Compilation strategy

deadalnix deadalnix at gmail.com
Mon Dec 17 00:54:23 PST 2012


On Monday, 17 December 2012 at 08:34:26 UTC, Walter Bright wrote:
> On 12/16/2012 11:24 PM, deadalnix wrote:
>> On Monday, 17 December 2012 at 00:57:30 UTC, Walter Bright 
>> wrote:
>>> It doesn't hide the source in any effective way. There are 
>>> enough Java byte
>>> code => source translators around to prove that. It only 
>>> takes one such tool
>>> to exist (and it's especially easy to create such a tool 
>>> given D being open
>>> source).
>>>
>>
>> Oh, so that's why java is never used in any company !
>
> Yes, I know you're being sarcastic.
>
> But consider that Amazon uses Java heavily. They don't care 
> about source obfuscation, because they don't ship source code 
> or .class libraries. They don't sell Java code at all.
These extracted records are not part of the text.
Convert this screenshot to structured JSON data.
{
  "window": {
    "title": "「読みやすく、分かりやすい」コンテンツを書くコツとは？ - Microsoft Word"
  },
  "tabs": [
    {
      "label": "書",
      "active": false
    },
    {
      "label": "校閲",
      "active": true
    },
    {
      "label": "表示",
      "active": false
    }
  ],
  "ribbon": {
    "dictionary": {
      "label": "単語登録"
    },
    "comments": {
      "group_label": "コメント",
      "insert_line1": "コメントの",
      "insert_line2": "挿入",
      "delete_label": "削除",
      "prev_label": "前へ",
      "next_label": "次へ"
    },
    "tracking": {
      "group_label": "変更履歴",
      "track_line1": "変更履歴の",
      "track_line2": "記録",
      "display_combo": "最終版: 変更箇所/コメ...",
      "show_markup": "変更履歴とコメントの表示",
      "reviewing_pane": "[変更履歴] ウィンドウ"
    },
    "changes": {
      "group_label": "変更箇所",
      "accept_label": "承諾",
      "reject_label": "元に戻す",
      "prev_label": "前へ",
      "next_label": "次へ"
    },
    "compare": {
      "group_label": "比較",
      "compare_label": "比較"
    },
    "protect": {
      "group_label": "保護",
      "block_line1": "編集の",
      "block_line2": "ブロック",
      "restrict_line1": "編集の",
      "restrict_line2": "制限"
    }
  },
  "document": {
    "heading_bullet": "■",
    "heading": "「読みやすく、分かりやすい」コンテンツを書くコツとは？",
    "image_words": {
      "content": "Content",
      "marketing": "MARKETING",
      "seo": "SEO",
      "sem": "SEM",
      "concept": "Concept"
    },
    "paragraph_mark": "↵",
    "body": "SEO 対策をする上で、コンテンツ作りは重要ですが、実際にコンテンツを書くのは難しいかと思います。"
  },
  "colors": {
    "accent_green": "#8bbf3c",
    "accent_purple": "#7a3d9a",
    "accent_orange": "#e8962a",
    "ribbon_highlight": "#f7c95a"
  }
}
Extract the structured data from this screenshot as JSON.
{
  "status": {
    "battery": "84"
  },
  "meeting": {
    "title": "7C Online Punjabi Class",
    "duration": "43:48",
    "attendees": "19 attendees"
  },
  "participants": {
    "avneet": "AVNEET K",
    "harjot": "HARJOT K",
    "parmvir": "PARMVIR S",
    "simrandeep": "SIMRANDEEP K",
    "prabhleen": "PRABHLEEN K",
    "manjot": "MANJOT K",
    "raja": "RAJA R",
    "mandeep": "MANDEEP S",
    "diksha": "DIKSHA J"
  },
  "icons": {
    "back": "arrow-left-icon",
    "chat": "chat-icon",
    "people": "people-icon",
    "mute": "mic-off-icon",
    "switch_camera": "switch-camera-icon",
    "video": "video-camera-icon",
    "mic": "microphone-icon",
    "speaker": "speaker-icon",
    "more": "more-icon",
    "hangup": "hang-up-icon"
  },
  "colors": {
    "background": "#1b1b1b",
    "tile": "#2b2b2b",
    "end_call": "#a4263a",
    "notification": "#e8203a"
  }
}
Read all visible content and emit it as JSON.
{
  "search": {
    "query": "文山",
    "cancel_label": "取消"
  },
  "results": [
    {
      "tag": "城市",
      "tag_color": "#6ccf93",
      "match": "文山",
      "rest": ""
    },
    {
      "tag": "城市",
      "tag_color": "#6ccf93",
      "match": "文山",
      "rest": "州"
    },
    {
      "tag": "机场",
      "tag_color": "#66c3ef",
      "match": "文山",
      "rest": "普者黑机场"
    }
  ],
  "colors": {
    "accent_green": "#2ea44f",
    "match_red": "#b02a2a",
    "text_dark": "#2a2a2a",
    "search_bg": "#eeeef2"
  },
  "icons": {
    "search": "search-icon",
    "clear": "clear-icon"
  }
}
Source 
> obfuscation is irrelevant to them.

More seriously, I understand that in some cases, di are 
interesting. Mostly if you want to provide a closed source 
library to be used by 3rd party devs.

But that is a use amongst many, and is irrelevant for an huge 
amount of companies. Many don't ship code because they are 
providing service (google, facebook, amazon, etc . . .) or 
because they deliver the final binary to the customer (most 
software you can buy are delivered that way).